Nyaman tanpa iklan. Langganan BisnisPro

Pengembangan Industri Gas di Indonesia Tidak Mudah

Mengembangkan industri gas di Indonesia tidak lebih mudah dari minyak walau secara fungsi gas lebih efisien, masih banyak tantangan yang dihadapi, ungkap Vice President of the Liquefied Natural Gas (LNG) PT Pertamina Didik Sasongko.
Bright gas/JIBI-Rachman
Bright gas/JIBI-Rachman

Bisnis.com, JAKARTA - Mengembangkan industri gas di Indonesia tidak lebih mudah dari minyak walau secara fungsi gas lebih efisien, masih banyak tantangan yang dihadapi, ungkap Vice President of the Liquefied Natural Gas (LNG) PT Pertamina Didik Sasongko.

"Secara pasti yang membuat industri gas kurang maksimal berkembang adalah masih banyak infrastruktur yang harus disiapkan," kata Didik ketika berdiskusi dengan para pewarta di Jakarta, Jumat (7/10/2016).

Ia mengatakan manfaat gas LNG sebenarnya lebih bagus daripada LPG, karena lebih berisiko rendah. Secara fisik, LNG lebih ringan, sehingga jika terjadi kebocoran gas akan ke atas (menguap), tidak bersifat membakar ke bawah seperti LPG.

Selain itu, proyeksi infrastruktur masih tumpang tindih, belum ada perencanaan yang matang agar mudah dan rapi secara desain.

Kemudian upaya pembebasan lahan juga menjadi kendala dalam perluasan distribusi gas melalui pipa. Master plan perlu dimatangkan guna menyesuaikan permintaan pasar.

Regulasi juga menjadi kendala dalam mekanisme pasar. Seperti pengaruh harga dengan minyak mentah yang jarak marginnya harus diatur dengan wajar, juga pengaruh nilai tukar terhadap dolar AS masih menjadi risiko tinggi.

Komitmen pasokan gas untuk mampu memenuhi permintaan harus berjangka sekitar empat sampai lima tahun, guna membangun infrastruktur yang sesuai, namun kepastian jangka panjang tersebut yang susah didapatkan.

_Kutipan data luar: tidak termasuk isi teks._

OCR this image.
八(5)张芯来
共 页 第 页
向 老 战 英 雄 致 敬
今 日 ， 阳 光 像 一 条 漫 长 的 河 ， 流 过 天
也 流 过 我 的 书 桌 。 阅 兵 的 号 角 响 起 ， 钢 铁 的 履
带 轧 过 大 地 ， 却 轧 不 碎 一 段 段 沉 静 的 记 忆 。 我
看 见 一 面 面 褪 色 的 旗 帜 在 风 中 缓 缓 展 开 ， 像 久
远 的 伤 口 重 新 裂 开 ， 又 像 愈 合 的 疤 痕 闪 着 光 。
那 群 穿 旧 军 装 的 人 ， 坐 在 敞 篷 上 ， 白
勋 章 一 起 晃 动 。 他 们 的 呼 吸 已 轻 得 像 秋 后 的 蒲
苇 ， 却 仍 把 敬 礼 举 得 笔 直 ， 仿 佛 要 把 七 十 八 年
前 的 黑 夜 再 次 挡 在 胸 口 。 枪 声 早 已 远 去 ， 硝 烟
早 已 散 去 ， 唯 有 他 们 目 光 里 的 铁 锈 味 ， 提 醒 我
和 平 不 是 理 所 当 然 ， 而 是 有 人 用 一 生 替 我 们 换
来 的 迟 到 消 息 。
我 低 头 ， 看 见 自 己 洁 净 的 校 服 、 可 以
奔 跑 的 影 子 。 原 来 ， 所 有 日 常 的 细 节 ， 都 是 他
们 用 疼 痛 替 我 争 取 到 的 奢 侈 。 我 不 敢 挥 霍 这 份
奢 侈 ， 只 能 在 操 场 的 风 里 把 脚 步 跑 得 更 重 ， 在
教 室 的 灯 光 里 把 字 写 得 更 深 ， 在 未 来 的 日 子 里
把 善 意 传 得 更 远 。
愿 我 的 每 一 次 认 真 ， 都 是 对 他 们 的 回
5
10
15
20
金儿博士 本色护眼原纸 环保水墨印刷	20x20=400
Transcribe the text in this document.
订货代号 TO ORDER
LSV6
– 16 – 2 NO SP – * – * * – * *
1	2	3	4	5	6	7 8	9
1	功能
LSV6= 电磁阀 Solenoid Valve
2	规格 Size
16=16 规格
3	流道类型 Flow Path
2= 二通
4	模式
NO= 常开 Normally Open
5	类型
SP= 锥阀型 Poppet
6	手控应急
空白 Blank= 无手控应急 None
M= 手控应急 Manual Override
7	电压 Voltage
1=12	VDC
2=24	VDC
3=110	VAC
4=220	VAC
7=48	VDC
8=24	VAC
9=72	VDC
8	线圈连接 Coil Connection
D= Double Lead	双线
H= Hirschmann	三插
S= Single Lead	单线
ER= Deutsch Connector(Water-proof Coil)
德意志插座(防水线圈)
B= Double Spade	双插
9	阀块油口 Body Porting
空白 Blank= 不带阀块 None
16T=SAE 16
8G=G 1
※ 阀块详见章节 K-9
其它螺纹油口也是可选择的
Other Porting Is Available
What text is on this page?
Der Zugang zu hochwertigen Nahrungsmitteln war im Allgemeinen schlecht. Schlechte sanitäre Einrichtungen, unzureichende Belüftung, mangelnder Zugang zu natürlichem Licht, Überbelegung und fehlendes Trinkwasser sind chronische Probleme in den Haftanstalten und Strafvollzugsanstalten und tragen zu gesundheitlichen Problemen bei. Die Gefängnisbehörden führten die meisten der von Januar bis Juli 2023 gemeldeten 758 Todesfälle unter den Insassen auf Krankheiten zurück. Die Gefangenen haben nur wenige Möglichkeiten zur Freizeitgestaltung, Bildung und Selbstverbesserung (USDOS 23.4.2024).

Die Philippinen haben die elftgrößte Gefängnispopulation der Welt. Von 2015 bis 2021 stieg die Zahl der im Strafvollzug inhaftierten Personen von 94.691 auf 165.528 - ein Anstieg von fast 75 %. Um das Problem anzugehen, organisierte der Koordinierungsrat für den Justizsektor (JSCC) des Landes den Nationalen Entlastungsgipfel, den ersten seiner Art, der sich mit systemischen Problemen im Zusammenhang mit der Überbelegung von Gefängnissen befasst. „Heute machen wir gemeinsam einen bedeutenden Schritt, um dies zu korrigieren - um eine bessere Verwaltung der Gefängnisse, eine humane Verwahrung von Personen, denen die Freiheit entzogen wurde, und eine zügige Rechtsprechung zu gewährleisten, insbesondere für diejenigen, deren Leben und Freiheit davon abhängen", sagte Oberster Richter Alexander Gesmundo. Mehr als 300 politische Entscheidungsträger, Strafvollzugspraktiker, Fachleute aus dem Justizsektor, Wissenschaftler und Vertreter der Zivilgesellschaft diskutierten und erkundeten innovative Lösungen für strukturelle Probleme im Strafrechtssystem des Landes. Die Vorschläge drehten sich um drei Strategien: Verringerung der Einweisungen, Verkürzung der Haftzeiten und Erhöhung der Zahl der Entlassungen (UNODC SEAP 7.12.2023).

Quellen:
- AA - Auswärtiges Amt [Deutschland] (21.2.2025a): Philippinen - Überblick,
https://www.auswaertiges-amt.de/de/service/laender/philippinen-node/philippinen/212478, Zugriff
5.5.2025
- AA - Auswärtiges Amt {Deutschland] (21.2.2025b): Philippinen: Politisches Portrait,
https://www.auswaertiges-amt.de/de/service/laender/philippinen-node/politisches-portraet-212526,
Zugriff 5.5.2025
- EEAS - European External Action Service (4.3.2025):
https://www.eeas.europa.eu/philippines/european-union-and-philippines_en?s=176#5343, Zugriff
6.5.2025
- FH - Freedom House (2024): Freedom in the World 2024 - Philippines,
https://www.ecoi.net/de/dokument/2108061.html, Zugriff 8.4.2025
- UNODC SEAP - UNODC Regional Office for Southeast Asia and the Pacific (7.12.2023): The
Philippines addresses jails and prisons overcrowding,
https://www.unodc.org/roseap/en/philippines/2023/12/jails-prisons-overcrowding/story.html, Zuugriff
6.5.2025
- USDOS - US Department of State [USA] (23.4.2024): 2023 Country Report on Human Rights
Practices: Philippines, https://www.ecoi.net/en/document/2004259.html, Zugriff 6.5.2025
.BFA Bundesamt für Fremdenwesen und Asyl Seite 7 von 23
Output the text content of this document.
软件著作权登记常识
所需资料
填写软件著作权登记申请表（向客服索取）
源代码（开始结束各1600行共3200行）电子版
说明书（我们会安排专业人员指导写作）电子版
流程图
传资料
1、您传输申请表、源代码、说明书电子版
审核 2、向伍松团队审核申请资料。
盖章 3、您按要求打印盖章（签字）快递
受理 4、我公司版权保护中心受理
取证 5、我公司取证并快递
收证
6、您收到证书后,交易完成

Ia juga menjelaskan bahwa jangka waktu persiapan yang diterima untuk menata waktu pengembangan terhadap permintaan pasar masih menjadi tantangan tersendiri mengingat banyak tempat yang meminta namun masih memiliki infrastruktur yang belum memadai.

"Membangun infrastruktur di Jakarta untuk jaringan pipa, itu sama mahalnya dengan membangun jaringan di daerah Ginza, Tokyo, di mana daerah tersebut saat ini memperoleh predikat sebagai harga tanah yang paling tinggi di dunia. Kenapa bisa seperti itu? saya juga tidak tahu, nanti bisa timbul fitnah," katanya.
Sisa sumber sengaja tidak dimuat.